Chun pays 3M won to delay clearing huge fine
Critics are decrying the move because it gives the former dictator a financial advantage in paying off his fine.
Chun was sentenced on charges of accumulating astronomical amounts of slush fund money and of being responsible for the massacre of possibly hundreds of protesters during the May 18, 1980, Gwangju Democratization Movement. Chun was pardoned in 1997 and released from prison, but his fines remained.
On Monday Chun paid 3 million toward the balance of his fine, which extended his payment deadline to October 2013. Under Korean law, if a person who is fined gives payments in advance of a deadline, the deadline is extended for several years.

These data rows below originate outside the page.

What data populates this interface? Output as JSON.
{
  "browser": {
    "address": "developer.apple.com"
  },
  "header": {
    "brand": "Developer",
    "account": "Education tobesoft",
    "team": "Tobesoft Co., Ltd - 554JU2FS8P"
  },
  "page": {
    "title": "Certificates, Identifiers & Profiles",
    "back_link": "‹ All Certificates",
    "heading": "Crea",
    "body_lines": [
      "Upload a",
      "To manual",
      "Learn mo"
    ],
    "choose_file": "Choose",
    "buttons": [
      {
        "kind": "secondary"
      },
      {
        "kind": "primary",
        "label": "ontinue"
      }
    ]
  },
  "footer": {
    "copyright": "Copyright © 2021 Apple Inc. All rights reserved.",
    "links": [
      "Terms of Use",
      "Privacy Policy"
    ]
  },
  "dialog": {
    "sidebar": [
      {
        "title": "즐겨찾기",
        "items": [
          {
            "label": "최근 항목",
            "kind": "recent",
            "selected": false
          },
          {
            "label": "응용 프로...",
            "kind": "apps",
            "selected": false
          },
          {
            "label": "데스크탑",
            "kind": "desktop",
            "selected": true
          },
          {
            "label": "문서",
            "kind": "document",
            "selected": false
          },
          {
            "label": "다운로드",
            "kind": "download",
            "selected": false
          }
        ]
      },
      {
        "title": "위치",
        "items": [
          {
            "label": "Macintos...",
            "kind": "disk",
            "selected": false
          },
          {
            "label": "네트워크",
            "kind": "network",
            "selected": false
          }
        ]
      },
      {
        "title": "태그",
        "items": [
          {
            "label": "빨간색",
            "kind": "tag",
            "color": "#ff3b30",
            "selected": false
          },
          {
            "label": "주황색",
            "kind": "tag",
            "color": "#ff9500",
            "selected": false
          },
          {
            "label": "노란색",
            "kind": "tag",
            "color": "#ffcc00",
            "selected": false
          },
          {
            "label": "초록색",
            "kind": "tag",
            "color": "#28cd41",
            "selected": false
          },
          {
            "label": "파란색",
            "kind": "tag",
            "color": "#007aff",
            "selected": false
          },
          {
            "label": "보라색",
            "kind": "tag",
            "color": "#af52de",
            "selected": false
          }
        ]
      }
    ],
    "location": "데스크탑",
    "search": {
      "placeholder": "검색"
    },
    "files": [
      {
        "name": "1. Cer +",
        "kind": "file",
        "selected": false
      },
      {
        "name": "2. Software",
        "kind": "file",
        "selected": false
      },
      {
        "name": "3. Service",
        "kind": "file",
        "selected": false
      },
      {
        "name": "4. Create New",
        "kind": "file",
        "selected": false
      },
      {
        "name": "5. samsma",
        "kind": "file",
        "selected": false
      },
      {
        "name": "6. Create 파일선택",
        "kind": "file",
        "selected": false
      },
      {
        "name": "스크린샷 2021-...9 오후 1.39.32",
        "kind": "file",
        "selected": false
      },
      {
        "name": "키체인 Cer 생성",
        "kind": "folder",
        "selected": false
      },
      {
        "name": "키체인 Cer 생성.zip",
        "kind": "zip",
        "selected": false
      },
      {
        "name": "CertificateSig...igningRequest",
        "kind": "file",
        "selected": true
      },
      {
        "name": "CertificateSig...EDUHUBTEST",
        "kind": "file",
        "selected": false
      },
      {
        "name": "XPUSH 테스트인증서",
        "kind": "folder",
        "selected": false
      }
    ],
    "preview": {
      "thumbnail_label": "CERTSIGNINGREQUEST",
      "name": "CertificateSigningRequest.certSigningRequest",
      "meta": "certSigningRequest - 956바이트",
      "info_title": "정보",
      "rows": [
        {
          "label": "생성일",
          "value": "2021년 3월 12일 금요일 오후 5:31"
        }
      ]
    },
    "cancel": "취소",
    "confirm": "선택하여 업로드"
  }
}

The Seoul Central District Prosecutors’ Office said yesterday that because Chun paid 3 million won toward his debt on Monday his deadline has been extended.
Critics said Chun paid such a small amount of money because he was afraid he wouldn’t be able to come up with the fine’s balance by the deadline and his assets would be seized by government officials.
Prosecutors have so far managed to collect 53.3 billion won by seizing Chun’s property and assets and through voluntary payments. The Seoul Central District Prosecutors’ Office said Chun still needs to pay 167.2 billion won.
A prosecutor said officials are making an effort to “induce Chun to voluntarily pay off the fines.”
Chun, a former general, seized control of the country by military coup on Dec. 12, 1979, shortly after President Park Chung Hee’s assassination. Chun’s military dictatorship in the 1980s suppressed Koreans, and he brutally cracked down on demonstrators calling for democracy.